Charity organisation, Oxfam, has faulted the International Monetary Fund’s (IMF) Article IV, urging the Federal Government to increase the current 7.5 per cent Value Added Tax (VAT) and remove subsidy on fuel to “promote long-term growth”.
Oxfam, in a statement in Abuja, yesterday, said medium to long-term recovery efforts should promote fiscal and policy space that allows for increase rather than decrease in social spending, and progressive tax policies that collect sufficient revenue and redistribute wealth fairly.
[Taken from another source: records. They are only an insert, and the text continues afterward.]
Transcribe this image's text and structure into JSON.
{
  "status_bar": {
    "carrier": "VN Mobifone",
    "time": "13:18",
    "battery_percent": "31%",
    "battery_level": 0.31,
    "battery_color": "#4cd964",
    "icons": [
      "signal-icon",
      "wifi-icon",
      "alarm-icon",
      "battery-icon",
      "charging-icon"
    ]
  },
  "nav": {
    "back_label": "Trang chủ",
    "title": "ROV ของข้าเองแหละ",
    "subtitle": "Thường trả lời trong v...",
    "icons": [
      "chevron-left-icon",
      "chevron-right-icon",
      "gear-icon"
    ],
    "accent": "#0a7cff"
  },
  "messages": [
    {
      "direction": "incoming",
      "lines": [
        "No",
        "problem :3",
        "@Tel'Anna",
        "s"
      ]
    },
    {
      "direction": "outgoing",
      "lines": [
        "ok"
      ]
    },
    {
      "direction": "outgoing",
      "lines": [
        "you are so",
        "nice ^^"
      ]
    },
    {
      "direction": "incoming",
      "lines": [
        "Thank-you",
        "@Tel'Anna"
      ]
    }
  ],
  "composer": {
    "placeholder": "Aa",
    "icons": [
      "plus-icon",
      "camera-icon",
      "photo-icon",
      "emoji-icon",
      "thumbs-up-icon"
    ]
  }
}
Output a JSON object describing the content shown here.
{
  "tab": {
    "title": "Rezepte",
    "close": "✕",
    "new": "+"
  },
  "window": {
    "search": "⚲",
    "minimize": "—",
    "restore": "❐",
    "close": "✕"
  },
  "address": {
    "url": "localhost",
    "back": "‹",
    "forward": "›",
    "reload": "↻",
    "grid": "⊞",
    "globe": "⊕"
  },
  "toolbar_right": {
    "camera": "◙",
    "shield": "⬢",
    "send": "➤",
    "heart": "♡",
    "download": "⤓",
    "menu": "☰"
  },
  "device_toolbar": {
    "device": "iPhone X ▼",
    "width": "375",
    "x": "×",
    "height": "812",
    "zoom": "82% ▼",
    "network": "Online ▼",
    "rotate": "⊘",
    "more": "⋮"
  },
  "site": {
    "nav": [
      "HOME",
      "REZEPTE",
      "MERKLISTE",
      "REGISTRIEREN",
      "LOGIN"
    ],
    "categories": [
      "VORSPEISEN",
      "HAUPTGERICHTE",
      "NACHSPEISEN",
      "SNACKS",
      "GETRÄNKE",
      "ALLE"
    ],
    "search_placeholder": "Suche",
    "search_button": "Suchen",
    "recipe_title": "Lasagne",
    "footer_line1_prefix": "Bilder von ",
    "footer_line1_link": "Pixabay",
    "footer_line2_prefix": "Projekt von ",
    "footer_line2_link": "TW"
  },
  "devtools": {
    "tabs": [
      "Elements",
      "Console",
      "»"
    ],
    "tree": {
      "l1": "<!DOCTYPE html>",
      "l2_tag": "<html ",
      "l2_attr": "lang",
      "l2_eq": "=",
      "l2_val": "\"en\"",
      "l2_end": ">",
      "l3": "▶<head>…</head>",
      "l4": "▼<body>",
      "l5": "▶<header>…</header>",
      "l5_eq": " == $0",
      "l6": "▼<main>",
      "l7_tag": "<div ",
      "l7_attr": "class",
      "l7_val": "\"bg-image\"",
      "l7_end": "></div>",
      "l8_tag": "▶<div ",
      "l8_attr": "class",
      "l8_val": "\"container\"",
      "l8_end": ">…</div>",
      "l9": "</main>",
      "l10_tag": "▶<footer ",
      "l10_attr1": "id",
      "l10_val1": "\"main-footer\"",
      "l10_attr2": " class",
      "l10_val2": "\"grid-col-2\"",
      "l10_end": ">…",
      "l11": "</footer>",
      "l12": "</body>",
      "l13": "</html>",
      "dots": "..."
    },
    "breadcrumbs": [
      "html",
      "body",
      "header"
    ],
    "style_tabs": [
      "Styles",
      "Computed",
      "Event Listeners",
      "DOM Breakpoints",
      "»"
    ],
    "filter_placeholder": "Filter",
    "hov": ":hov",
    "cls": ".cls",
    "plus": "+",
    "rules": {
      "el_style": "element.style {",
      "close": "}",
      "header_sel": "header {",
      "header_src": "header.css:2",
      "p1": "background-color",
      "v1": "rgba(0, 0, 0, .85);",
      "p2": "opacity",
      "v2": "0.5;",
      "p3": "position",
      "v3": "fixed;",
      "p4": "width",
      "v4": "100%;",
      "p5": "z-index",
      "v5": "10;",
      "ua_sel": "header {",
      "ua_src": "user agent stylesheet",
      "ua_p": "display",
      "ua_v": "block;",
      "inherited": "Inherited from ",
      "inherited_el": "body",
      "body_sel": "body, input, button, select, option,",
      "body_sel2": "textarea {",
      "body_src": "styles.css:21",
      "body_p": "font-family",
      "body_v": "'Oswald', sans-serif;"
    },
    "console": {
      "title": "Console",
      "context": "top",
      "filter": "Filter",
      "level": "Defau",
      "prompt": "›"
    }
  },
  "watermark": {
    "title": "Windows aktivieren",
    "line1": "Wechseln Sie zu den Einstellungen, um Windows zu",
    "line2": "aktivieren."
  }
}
Oxfam Country Director, Dr. Vincent Ahonsi said: “A sharp increase in VAT will widen the inequality gap in Nigeria and may plunge more Nigerians into extreme poverty. In Nigeria, the two richest billionaires have more wealth than the bottom 63 million Nigerians.”
“Instead, Nigeria should tax the wealthy and invest the trillions that could be raised into social services and infrastructure, climate adaptation, improvement of early warning systems for extreme weather, helping poor farmers to buy weather-indexed crop insurance, and researching seeds that can better cope with droughts.”
The organisation said rather than putting further burden on the bottom 99 per cent of Nigerians, government should “claw back the gains made by billionaires by taxing the huge new wealth made since the start of the COVID-19 pandemic through permanent wealth and capital taxes.”